There's no doubt the latest generation game consoles are packing some serious processing power - but American academics are pushing the PlayStation envelope and used them to build supercomputers.
Dr Gaurav Khanna, a faculty member at the University of Massachusetts who works in the field of theoretical and computational astrophysics, has strung together eight PlayStation3 consoles to make a super-fast cluster to crunch numbers in the name of science.
The processor has a core CPU and six SPUs (Synergistic Processor Units) each of which performs vector operations.
Khanna says that once the PS3 specification was released, he began formulating the plan to build the cluster - despite the fact that his family and friends thought he was joking.
"Sony had been pretty open about its plans for the PS3," he told nzherald.co.nz, "so I had this possibility in mind years before the PS3 was released.
"Indeed, the two main attractive features are that the PS3 is an open platform. Sony does not entirely control what can run on it, which allows one to run scientific code on it - and that it has the revolutionary Cell processor."
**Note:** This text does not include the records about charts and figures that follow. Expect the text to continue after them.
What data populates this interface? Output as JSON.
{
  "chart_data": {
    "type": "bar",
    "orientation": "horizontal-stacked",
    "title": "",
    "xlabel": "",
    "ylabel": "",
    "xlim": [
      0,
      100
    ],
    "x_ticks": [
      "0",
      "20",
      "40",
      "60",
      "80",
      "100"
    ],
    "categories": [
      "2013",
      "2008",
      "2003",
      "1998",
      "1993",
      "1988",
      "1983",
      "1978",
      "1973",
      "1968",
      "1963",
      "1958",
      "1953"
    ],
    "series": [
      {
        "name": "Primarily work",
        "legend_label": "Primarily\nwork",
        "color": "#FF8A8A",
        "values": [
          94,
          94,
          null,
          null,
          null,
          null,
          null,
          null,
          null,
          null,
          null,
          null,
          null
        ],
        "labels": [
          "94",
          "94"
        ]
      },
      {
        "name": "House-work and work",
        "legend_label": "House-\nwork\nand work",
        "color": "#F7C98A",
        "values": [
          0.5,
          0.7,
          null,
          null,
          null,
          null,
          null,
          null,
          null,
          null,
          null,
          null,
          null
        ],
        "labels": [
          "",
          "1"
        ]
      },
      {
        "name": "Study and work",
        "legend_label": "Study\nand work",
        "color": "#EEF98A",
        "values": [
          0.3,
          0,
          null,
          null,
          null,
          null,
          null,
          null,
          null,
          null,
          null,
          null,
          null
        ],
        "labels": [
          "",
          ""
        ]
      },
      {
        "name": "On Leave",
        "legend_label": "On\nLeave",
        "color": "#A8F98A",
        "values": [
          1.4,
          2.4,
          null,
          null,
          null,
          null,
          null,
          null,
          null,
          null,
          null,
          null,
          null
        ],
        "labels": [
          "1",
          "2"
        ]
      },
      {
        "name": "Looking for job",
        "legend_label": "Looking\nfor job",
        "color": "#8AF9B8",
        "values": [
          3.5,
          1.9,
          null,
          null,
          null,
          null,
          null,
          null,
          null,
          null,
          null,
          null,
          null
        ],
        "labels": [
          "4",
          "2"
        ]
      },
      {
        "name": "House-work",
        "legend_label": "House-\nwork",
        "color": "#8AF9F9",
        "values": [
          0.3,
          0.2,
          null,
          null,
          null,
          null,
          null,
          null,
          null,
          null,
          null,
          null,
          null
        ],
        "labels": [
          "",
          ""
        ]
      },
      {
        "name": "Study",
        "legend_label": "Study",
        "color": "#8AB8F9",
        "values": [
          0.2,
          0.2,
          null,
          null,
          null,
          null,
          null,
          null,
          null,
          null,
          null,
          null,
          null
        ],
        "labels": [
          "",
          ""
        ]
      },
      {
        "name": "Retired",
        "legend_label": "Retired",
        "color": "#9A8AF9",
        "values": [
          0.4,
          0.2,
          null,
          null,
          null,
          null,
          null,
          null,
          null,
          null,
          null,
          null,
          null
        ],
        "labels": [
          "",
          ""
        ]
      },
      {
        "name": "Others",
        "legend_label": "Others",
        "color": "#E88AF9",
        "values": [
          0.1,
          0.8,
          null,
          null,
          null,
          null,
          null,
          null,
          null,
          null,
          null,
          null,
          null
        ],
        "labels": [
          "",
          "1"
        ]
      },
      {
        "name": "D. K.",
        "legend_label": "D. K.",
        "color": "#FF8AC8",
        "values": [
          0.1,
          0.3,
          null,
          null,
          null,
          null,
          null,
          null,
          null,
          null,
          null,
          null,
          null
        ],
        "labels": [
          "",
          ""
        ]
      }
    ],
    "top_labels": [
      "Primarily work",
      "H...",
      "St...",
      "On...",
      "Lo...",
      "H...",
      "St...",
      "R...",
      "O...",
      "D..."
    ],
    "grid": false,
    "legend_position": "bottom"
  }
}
The performance that can be milked out the PS3 clusters varies from system to system.
"It depends on what you are running on it and how well it is optimised for the Cell architecture," he explains.
"On my codes, each PS3 is comparable to about 25 processors of an IBM Blue Gene supercomputer. I have heard even higher numbers for other applications. Therefore, the performance of the system is quite impressive"
Khanna's system runs Yellow Dog Linux, chosen because there is a PS3-centric version.
"There are several options for the flavour of PowerPC Linux that one can chose to run on a PS3," he said.
"YDL is particularly well suited because TerraSoft Solutions created a version that is specifically for the PS3. The installation is well documented and very straightforward. You get all you need in one place and don't have to struggle with the somewhat obscure information on various websites."
North Carolina University's Dr Frank Mueller was a pioneer in PS3-based scientific computing.